Interpretive Summary: We studied a protein called RopGEF that is important for pollen tube growth. If this protein is overexpressed in pollen tubes there is no obvious change, but if the back part of the protein is deleted, the pollen tubes no longer grow normally, but instead grow in all directions. These results indicate that the back part of the protein is important to inhibit the activity of ROPGEF spatially, so that the pollen tube grows only from the tip. We further showed that the back part of RopGEF interacts with a pollen receptor kinase.

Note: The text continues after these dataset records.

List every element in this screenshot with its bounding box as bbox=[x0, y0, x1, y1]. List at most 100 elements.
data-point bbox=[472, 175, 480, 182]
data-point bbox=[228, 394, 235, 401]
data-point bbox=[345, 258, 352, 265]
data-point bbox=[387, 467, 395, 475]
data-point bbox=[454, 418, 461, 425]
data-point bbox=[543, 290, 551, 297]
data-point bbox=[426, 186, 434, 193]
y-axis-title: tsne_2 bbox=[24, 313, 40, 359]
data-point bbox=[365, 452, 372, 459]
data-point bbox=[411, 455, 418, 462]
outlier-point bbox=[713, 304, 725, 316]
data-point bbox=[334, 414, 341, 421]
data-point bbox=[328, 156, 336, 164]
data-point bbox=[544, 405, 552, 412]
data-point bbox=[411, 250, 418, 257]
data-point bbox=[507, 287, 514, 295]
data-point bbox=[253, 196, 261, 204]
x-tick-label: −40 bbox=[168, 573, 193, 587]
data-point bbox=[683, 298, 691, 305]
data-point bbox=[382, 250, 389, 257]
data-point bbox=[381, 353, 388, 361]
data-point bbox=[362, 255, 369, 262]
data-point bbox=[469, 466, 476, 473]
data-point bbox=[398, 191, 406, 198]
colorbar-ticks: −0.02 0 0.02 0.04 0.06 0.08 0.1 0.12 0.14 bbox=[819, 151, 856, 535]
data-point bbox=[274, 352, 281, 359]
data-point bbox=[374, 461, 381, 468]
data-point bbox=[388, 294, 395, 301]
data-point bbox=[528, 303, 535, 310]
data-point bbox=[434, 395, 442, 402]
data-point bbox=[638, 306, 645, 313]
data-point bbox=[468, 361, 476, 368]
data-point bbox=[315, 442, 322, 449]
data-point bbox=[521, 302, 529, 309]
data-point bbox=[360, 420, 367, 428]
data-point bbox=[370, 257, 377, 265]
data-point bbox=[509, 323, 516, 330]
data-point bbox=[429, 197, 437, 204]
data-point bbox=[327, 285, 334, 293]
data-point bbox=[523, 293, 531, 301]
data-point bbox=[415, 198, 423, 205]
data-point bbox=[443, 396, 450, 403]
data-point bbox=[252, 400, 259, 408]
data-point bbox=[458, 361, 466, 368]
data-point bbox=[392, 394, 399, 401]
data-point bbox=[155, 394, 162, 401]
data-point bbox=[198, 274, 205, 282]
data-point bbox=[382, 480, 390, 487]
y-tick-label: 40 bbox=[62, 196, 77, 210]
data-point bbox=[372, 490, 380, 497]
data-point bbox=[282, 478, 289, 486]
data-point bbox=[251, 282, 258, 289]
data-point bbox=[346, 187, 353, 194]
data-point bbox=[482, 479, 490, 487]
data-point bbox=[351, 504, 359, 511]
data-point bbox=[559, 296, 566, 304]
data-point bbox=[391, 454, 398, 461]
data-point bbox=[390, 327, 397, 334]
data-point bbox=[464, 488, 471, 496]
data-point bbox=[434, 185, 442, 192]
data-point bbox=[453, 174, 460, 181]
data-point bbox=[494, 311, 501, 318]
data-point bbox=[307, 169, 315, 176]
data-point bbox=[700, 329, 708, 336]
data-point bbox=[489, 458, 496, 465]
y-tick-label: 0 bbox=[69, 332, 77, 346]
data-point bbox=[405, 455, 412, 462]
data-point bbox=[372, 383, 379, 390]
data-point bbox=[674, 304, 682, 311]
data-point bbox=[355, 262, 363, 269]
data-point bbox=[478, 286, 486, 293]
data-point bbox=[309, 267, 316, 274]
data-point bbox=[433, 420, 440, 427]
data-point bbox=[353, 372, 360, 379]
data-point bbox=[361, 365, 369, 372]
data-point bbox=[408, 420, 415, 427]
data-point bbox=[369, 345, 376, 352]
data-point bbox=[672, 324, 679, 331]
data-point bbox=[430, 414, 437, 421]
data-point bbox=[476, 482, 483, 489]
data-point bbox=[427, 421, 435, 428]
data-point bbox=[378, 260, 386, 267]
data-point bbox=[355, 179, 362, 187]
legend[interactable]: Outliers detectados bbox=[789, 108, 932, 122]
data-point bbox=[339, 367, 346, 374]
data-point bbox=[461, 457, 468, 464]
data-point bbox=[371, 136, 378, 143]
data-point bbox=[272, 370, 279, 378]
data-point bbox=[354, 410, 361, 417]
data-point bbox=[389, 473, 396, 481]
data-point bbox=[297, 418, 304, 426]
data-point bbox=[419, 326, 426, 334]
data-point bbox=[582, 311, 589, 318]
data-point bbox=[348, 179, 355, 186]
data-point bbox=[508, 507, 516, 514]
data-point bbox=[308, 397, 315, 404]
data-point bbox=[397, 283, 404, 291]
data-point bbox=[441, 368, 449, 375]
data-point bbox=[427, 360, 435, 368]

Technical Abstract: Rop/Rac small GTPases are central to diverse developmental and cellular activities in plants, playing an especially important Role in polar growth of pollen tubes. Although it is established that a class of plant-specific RopGEFs promotes the activity of Rop/Rac through the catalytic PRONE (Plant-specific Rop nucleotide exchanger) domain, not much is known about how RopGEF function is controlled to allow a spatiotemporally regulated Rop activity. To understand such a process in pollen, we performed functional analysis with a pollen-specific RopGEF, AtRopGEF12. Overexpression of At-RopGEF12 had minimal phenotypic effects, whereas overexpression of a C-terminally truncated version disturbed tube growth, suggesting that the C terminus was inhibitory to GEF function. In contrast to non-pollen-expressed RopGEFs, pollen-expressed RopGEFs have conserved C termini. A phospho-mimicking mutation at an invariant serine within the C terminus of AtRopGEF12 resulted in loss of the C-terminal inhibition, suggesting that phosphorylation regulates GEF activity in vivo. The PRONE domain of AtRopGEF12 (PRONE12) was not sufficient to induce isotropic tube growth. We used mbSUS to show that AtRopGEF12 interacts with an Arabidopsis pollen receptor kinase AtPRK2a through its C terminus, and BiFC to show that they interact in pollen tubes. Coexpression of AtRopGEF12 and AtPRK2a caused isotropic growth reminiscent of that seen upon overexpression of a constitutively active (CA) Rop. Coexpression of AtPRK2a with an Nterminally truncated AtRopGEF12 did not induce isotropic growth, indicating a positive role for the N-terminal domain. Our results suggest a mechanism by which the noncatalytic domains of pollenspecific/enriched RopGEFs regulate PRONE function, leading to polarized pollen tube growth.